UC Board of Regents approved a $1 billion project to expand the Merced campus and an enrollment plan that will add 10,000 students throughout the UC system over the next three years at its meeting Thursday.
The UC Merced 2020 project will nearly double the physical capacity of the 10-year-old Merced campus by 2020.
The board also approved the 2016-17 budget and a three-year financial sustainability plan, which outlines an enrollment plan aiming for in-state student growth of 5,000 students by next year, per the funding framework agreed upon by the state and the university earlier this year.
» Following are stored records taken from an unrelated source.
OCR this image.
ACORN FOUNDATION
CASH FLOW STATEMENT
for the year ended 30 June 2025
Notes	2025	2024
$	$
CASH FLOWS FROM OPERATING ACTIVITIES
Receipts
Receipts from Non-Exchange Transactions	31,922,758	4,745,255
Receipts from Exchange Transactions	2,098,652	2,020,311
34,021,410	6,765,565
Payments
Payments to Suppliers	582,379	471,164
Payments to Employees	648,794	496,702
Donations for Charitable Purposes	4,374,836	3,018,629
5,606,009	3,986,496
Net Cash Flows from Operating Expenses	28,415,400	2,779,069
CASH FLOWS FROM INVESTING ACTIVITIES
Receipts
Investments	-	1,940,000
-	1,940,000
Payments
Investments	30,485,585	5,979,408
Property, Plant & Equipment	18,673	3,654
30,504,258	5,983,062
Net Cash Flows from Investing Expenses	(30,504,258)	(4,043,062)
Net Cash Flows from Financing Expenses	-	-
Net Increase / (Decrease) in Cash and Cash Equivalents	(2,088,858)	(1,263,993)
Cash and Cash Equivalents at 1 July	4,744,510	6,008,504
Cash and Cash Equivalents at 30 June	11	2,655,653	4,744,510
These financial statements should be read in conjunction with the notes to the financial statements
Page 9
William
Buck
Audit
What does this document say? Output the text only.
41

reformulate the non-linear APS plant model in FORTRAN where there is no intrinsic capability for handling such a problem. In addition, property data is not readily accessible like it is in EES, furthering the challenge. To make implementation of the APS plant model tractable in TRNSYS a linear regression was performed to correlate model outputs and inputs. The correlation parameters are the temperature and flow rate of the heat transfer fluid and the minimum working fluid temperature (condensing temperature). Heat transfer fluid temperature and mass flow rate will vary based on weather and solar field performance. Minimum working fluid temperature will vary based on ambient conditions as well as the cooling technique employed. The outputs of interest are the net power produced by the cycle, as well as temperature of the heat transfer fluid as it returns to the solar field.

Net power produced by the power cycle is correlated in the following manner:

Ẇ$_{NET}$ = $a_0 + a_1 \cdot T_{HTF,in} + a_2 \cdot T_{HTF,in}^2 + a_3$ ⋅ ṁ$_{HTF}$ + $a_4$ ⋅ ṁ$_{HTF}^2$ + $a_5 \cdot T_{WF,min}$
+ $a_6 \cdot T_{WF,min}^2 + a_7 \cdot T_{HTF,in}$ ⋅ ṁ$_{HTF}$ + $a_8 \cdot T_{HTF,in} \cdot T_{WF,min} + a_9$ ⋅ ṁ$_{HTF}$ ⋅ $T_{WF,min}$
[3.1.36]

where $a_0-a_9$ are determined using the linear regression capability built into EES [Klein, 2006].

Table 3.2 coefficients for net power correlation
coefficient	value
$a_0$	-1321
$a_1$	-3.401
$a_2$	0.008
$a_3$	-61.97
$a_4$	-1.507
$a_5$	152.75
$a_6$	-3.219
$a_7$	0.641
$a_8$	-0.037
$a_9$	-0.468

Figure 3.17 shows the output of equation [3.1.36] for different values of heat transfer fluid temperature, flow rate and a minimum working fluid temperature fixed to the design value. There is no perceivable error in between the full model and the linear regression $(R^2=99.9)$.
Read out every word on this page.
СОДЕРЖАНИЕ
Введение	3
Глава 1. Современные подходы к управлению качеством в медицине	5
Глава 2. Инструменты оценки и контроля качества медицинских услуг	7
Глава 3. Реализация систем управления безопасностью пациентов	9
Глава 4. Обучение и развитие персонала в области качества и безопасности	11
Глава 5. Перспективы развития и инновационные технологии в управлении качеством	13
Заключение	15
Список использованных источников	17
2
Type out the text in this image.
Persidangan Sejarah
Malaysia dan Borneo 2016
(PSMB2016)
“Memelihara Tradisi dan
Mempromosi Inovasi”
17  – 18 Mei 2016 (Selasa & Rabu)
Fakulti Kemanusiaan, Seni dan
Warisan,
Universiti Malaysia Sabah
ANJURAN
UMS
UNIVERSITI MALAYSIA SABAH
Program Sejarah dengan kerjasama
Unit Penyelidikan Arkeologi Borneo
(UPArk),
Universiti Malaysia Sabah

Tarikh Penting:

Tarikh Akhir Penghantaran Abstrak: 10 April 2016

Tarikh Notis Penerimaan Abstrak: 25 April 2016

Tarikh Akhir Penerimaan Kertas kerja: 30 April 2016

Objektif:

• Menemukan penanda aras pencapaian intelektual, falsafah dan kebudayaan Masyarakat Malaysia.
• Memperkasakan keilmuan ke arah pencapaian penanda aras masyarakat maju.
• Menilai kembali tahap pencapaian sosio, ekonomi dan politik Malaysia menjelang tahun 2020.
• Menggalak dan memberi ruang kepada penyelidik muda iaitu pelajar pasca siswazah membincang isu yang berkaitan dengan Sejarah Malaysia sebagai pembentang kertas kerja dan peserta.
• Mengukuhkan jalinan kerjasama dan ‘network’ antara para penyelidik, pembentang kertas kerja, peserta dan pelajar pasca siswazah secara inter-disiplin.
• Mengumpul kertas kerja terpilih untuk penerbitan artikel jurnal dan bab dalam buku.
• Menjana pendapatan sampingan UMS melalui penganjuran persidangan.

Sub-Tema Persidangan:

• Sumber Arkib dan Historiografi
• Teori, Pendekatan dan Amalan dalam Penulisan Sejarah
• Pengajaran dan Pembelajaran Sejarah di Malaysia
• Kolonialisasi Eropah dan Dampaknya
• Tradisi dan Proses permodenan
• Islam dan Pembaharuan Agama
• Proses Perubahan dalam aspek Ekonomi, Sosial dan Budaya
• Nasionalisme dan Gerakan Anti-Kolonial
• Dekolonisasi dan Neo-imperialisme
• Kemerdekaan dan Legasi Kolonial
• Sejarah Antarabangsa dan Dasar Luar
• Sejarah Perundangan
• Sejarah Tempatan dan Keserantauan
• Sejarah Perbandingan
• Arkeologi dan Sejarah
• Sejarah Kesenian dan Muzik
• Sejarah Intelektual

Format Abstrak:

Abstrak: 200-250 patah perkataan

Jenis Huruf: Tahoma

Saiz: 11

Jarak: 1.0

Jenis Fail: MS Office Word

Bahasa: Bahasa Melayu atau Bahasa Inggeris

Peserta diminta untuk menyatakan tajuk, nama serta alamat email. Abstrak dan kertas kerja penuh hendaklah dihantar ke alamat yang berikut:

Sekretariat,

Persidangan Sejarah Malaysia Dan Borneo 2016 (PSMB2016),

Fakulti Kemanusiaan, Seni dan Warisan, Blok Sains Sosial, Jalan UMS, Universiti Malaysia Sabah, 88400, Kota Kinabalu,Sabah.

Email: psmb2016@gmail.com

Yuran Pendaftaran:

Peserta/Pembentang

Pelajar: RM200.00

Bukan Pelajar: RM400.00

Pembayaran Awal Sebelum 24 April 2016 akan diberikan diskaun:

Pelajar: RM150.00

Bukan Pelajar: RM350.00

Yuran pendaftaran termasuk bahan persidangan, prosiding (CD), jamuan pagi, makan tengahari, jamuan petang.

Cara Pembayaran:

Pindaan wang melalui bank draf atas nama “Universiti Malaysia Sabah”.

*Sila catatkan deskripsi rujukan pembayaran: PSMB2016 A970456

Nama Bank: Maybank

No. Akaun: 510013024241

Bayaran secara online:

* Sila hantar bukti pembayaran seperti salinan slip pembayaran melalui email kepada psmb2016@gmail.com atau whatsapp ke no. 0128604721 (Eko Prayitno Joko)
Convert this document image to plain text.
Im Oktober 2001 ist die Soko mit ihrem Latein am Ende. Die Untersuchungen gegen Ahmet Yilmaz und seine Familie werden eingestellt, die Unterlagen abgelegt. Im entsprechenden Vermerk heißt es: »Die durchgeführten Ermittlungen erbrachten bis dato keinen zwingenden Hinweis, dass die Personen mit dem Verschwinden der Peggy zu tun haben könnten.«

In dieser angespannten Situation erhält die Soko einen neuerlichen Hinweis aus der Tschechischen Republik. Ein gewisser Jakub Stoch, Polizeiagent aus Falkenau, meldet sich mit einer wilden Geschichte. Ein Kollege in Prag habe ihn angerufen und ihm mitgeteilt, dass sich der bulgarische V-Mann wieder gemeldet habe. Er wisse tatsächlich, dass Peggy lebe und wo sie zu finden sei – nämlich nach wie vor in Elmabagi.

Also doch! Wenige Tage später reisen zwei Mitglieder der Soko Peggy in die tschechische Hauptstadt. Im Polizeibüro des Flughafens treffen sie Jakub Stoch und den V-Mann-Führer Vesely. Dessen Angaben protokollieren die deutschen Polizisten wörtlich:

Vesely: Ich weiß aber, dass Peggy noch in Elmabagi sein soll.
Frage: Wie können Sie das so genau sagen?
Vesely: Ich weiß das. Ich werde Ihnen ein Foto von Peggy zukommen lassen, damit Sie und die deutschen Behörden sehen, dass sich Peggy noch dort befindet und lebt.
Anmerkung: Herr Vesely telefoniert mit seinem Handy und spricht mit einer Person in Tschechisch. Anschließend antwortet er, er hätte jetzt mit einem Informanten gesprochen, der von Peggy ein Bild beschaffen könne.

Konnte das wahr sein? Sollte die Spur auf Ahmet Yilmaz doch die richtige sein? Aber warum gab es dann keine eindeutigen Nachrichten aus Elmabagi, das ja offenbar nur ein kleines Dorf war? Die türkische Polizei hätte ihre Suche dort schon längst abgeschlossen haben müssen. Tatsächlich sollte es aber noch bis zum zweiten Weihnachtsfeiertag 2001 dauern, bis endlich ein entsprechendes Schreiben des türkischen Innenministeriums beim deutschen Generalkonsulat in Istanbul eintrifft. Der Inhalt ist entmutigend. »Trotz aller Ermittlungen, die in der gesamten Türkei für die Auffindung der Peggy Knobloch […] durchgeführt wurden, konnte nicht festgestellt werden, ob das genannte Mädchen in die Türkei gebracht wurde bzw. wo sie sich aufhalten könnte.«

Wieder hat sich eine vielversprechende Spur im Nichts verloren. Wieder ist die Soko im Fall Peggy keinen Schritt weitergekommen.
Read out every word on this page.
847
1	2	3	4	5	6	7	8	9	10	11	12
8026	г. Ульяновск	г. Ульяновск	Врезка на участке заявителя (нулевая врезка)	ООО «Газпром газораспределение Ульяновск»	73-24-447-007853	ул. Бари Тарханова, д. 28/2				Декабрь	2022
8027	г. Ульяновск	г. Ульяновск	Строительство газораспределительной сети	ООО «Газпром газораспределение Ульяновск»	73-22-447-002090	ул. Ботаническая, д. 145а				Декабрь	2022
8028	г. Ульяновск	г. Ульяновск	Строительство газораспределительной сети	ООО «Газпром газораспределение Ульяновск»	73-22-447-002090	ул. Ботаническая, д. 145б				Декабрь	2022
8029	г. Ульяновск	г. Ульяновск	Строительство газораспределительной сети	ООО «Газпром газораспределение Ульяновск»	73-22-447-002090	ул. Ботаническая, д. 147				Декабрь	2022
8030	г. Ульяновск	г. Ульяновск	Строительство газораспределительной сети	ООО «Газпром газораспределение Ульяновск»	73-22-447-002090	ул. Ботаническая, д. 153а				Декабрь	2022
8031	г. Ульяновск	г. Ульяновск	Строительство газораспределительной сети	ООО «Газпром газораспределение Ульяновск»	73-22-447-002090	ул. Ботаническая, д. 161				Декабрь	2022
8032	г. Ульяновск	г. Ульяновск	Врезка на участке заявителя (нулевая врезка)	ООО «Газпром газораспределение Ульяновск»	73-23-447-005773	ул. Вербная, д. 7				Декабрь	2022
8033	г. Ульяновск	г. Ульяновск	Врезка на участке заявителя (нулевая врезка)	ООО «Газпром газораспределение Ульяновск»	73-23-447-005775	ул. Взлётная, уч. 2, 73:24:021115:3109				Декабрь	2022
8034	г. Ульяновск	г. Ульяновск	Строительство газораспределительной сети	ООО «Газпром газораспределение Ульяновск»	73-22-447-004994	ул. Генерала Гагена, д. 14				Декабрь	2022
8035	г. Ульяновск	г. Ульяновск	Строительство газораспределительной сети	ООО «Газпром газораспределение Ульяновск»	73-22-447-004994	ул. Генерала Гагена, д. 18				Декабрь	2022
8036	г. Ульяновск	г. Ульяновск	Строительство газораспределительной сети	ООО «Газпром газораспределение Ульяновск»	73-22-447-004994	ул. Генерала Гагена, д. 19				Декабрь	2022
It also provides for increases of 2,500 in each of the following two years, totaling 10,000 additional students systemwide.
“We’re expanding the dream of going to college,” said Tom Torlakson, state superintendent of public instruction, at the meeting.
During public comment, Merced community leaders voiced their support of the Merced 2020 project and urged board members to approve the plan.
Like the enrollment plan, the Merced project represents the university’s commitment to increasing access to the UC system for in-state students and occurs in the context of rising pressure to provide spaces to in-state students rather than out-of-state students, whose presence has risen significantly in recent years.
Regent George Kieffer noted that the plan doesn’t reference a “way to catch up on” the university’s faculty-to-student ratio, which is already lower than ideal.
UC student leaders also voiced concerns that the enrollment plan will not provide the necessary infrastructure to support additional enrollment.
“For students sleeping in cars at UC Santa Cruz, taking showers at the gym at UC San Francisco, and living with growing hostility of neighbors who will not accept that students are a part of the UC Riverside community, an enrollment plan without new housing construction is a failure to acknowledge our housing crisis,” said UC Student Association President Kevin Sabo in a press release.
Student Regent Avi Oved said at the meeting that he is worried that increasing enrollment will mean the erosion of educational quality in a “zero sum” game.
Oved said that in a “perfect world, we’d all want to welcome this plan with open arms” but that the university is facing a shortage of classes, teaching assistants and study spaces.
“I’m worried about next year, when we’re poised to enroll 5,000 new undergraduate residents and 600 graduate students,” Oved said at the meeting. “Where are we going to put them?”
He voted to approve the enrollment increase in hopes that the board will work to address these issues.
UC spokesperson Dianne Klein said the university will not add students without the necessary support.
“That’s why graduate students are an important component,” Klein said, referring to the plan’s request to the state for funding to provide for the enrollment of 600 more graduate students. “We believe we cannot continue to maintain a high-caliber research university without a commensurate increase in graduate students.”
Klein said it was no surprise that the budget was approved, but the real logistical work in terms of figuring out how much enrollment will rise on each campus based on the available infrastructure will begin now that the plan has been approved.
“Many people were doubtful we would even be here,” Klein said.